Kabul, April 8: The US has held direct talks with one of Afghanistan’s biggest insurgent factions, according to the Afghan media.

A deputy to Richard Holbrooke, the new US envoy to the region, has met a deputy of Gulbuddin Hekmatyar, who leads the Hizb-i-Islami party, a key figure in the country’s Taliban-led insurgency.

In close alliance with the Taliban, his anti-government fighters are responsible for large numbers of attacks against Afghan and international forces mainly in the north east of the country.

Afghan media reported that Daud Abedi, his deputy, had met the US official to discuss what role Hizb-i-Islami could play in ending the Afghan conflict. US state department officials were not immediately available to confirm the reports.

Hizb-i-Islami, founded by Hekmatyar, was one of the main Mujahideen groups to fight the Soviet invasion during the 1980s. The party was a favourite of Pakistan’s intelligence agency and Hekmatyar’s men were renowned as some of the most effective anti-Soviet fighters, but also the most fundamentalist of all the Afghan resistance groups.

Hekmatyar received the largest share of the hundreds of millions of dollars of aid and arms supplied by the US and Saudi Arabia and funnelled through Pakistan.

Following the Soviet withdrawal, Hekmatyar’s men played a prominent role in the civil war which tore the country apart and left Kabul in ruins.
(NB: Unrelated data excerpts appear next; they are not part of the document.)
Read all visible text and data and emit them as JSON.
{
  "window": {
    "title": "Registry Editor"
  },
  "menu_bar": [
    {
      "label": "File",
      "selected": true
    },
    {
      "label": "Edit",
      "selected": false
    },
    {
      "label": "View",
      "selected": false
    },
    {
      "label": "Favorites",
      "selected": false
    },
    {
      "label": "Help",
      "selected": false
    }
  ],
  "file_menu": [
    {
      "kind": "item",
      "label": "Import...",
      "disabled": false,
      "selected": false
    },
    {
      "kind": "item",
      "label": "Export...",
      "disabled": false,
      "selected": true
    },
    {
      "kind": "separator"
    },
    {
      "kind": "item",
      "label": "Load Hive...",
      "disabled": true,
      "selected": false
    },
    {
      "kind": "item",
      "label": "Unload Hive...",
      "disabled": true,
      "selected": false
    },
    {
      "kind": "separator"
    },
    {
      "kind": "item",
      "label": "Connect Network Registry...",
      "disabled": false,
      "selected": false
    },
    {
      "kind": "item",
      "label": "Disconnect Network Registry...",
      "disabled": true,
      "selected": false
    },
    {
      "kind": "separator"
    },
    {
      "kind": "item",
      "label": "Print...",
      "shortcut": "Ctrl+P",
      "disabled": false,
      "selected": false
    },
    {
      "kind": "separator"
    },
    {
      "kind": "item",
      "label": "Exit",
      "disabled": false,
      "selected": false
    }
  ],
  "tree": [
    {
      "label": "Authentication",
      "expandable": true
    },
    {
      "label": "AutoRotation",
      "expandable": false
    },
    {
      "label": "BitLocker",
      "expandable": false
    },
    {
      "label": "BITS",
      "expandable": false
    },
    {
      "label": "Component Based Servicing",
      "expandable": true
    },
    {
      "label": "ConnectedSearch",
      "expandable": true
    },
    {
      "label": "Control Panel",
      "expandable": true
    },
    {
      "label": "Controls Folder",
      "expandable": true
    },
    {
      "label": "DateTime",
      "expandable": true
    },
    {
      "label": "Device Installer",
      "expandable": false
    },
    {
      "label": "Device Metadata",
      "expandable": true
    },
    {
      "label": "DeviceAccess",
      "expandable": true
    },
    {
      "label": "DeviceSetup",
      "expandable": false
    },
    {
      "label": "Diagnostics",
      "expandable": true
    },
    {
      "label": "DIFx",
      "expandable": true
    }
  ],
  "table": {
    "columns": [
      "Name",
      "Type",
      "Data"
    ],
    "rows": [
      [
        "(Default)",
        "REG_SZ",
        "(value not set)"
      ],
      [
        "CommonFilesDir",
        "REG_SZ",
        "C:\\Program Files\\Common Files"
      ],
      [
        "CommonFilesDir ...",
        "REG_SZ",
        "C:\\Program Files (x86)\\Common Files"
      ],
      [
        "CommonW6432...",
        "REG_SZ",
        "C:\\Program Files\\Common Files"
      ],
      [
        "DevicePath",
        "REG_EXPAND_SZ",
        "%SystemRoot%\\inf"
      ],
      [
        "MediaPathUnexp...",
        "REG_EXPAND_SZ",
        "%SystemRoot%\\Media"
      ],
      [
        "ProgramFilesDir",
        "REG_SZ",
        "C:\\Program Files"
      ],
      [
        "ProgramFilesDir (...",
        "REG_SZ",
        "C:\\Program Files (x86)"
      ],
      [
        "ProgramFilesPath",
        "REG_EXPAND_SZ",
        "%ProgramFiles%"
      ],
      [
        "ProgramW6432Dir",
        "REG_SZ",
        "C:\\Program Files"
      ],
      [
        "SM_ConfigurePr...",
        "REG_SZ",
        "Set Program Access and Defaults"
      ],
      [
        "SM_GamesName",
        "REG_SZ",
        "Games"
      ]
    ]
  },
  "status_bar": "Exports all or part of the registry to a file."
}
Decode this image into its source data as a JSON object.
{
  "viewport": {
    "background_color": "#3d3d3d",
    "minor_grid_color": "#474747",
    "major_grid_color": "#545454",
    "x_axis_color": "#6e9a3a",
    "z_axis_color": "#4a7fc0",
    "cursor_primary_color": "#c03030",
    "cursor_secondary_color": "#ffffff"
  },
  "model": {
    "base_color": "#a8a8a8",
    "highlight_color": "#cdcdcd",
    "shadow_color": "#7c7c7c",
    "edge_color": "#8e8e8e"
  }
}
His party was dropped by Pakistan in 1994 and he fled to Iran after losing to Mullah Omar’s Taliban forces in 1997.

However, after the US-led invasion, he returned to Afghanistan and forged an alliance with the Taliban.

Militant expansion

Scores of Pakistani Taliban militants have moved into Buner district of Pakistan, clashing with villagers and police in the Swat Valley about 100km from the capital, police and district officials said today. “About 20 vehicles carrying Taliban entered Buner on Monday and started moving around the bazaar and streets,” said senior police officer Israr Bacha.

Villagers formed a militia, known as a lashkar, to confront the Taliban and eight of the insurgents were killed in a clash yesterday, police said. Two villagers and three policemen were also killed. “People don’t like the Taliban,” Ghulam Mustafa, deputy chief of Buner, told Reuters by telephone.